Week 8: The E-Lit

I think it is interesting, from reading everyone’s posts and talking in class, how much we differ in our experiences of the different E-Lit we’ve looked at. Β I wonder if expectations play a certain role in this: We may have no problem watching an hour 1/2 film in a movie theatre with no ability to pause or control volume etc. but some found the lack of control with “AH” distressing. Where as the lack of control I found more distressing with TWoG and Flight Paths. Why? Why was I bothered by TWoG and even Data Poetics but not “AH”? Are there discrepancies for anyone else in what E-Lit they instinctively liked and what they didn’t?

There’s an incredible difference in the amount of user input these items require and a lot of difference in the kinds of input they demand. Like TWoG, I almost immediately wanted out of Data Poetics. Β I think the amount of linearity may play a role in my interest: with linearity you know how to proceed–forward. I didn’t know what to do in Data Poetics. I did not trust its info, understand it, or its purpose: being on the site felt like being out in public in a very crowded place full of strangers, random voices shouting here and there, Β everything rushing by: my instinct in those cases? Leave.

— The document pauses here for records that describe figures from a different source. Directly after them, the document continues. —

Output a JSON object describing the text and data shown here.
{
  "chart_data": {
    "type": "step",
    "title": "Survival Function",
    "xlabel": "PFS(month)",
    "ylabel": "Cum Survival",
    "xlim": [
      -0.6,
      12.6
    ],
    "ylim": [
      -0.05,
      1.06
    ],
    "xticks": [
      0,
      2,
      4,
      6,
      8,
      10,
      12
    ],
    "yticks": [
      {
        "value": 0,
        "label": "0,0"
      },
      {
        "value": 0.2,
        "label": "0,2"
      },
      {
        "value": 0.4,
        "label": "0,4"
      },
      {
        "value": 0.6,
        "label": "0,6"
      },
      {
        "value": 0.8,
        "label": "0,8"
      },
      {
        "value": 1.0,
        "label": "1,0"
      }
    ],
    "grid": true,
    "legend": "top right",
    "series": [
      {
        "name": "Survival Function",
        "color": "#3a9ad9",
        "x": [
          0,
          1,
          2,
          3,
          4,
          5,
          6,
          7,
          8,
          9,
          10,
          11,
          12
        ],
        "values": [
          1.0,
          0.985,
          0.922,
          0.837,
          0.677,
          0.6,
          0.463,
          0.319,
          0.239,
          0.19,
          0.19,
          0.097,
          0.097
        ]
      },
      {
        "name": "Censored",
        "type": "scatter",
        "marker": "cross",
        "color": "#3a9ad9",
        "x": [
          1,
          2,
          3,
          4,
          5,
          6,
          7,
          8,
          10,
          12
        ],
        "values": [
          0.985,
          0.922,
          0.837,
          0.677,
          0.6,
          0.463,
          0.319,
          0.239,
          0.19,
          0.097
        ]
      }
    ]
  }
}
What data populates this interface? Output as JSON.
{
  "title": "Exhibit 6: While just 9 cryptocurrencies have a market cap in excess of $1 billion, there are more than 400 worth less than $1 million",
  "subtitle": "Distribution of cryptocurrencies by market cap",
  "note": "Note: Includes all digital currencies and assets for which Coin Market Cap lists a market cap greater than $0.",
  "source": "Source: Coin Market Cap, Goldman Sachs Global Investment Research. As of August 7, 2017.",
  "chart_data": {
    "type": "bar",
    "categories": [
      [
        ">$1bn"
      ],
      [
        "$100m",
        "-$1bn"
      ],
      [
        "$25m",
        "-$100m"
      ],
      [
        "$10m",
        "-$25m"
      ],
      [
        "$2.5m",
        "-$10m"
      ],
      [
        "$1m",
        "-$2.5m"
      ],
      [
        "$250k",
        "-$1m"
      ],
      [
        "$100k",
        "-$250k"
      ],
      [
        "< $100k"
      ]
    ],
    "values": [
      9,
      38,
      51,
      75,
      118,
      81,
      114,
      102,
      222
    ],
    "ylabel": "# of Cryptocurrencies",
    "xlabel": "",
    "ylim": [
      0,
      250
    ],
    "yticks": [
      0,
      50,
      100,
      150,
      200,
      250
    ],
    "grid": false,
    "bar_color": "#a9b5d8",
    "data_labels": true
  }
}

“AH” does not ask me to do anything but read and listen. What is being read is also in sync with the sound (they do not conflate i.e. the words on screen say “A B C D” and there is no voice saying “1 2 3”–that would be confusing). Unlike a lot of people, I wasn’t in public trying to watch “AH”, I was very much in a case where I could give it my full undivided attention.

As for Pry… it seemed over-whelming. I didn’t quite understand whether the blurbs were trying to talk about a story or the gimmick of the app novella. But didn’t films start out gimmicky? I don’t have an iPad or anything like that so I can’t even work the platform. It feels like a sensory overload–irregular sudden sounds, hidden words, changing text, flashing images: If I wanted to trip I’d take a pill so no thanks…that or watch an amv.

A grammatical kind of question: When it comes to out E-Lit do we italicize or use quotes? TWoG is a collection so italics seems appropriate but what about “AH”? Is it short enough to be a…poem? A monologue? Or long enough to be like a film? Data Poetics?

One thought on “Week 8: The E-Lit

  1. Very interesting analysis of your own responses to several of the texts.

    As far as the formatting of the titles goes, it’s really a matter of judgement. The general rule is that you put in quotations marks a piece that was published as part of a larger piece; examples include a chapter in a book or a poem from a magazine or collection. However, if a piece was published independently, you would generally italicize it. I agree that TWoG seems to call for italics whereas AH seems to have a less separate status. I’d give Pry italics even though a novella would often take quotation marks, simply because it is an app.